Ata al‑Manan Bakhit, ex‑diplomate soudanais et chercheur africain
CE Qu’Il Faut Savoir
Le Somaliland, une région du nord de la Somalie, aspire à l’indépendance et attire l’attention internationale, notamment celle de l’administration Trump. Cet article explore les raisons politiques et stratégiques derrière cette quête de reconnaissance, ainsi que l’importance géopolitique de la région.
Africa. Le Somaliland (Somali Land) est situé dans la partie nord de la République de Somalie, occupant une position stratégique sur le Golfe d’Aden et le détroit de Bab el-Mandeb. Avec l’importance croissante de cette région, devenue un terrain de conflit international autour des questions de sécurité, d’énergie et de commerce mondial, l’intérêt pour cette région aspirant à l’indépendance a augmenté, bien qu’elle n’ait jusqu’à présent reçu aucune reconnaissance internationale.
Cet article examine l’évolution politique du Somaliland et explique pourquoi la région a décidé de se séparer de l’État-mère, la Somalie, ainsi que son importance stratégique.
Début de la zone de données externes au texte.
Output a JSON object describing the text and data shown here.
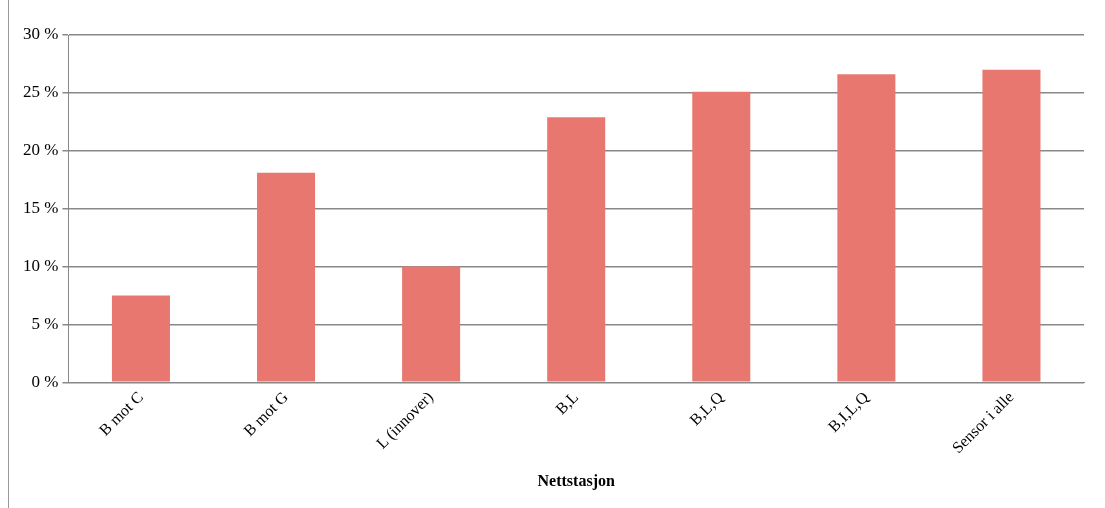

Il clarifie également pourquoi l’administration du président américain Donald Trump souhaite le reconnaître.
Fin du rêve somalien grand
Les puissances coloniales occidentales ont divisé la Somalie en plusieurs parties, réparties après la Conférence de Berlin entre la France, la Grande-Bretagne et l’Italie. L’Italie a contrôlé la Somalie du Sud avec sa capitale à Mogadiscio, tandis que la Grande-Bretagne a pris le contrôle de la Somalie du Nord, dont la capitale est Hargeisa, et la France a colonisé la bande de Djibouti.
De plus, l’Éthiopie a par la suite pris le contrôle de l’Ogaden, tandis que le Kenya s’est étendu vers le nord dans les régions somaliennes. Ainsi, le colonialisme a divisé le peuple somalien en cinq entités différentes, toutes au service des intérêts des puissances coloniales.
Ce découpage a engendré un rêve national, celui de l’unification des peuples somaliens en un seul État s’étendant le long de la côte de la mer Rouge jusqu’au Golfe d’Aden. L’idée du Grand Somalie s’est cristallisée pendant la période de résistance des nationalistes somaliens contre les puissances coloniales occidentales, devenant une idée centrale et inspirante pour les mouvements de lutte et de libération des peuples somaliens. Les forces nationales se sont accordées sur la nécessité de mettre fin au colonialisme et de se réintégrer pour former le Grand Somalie.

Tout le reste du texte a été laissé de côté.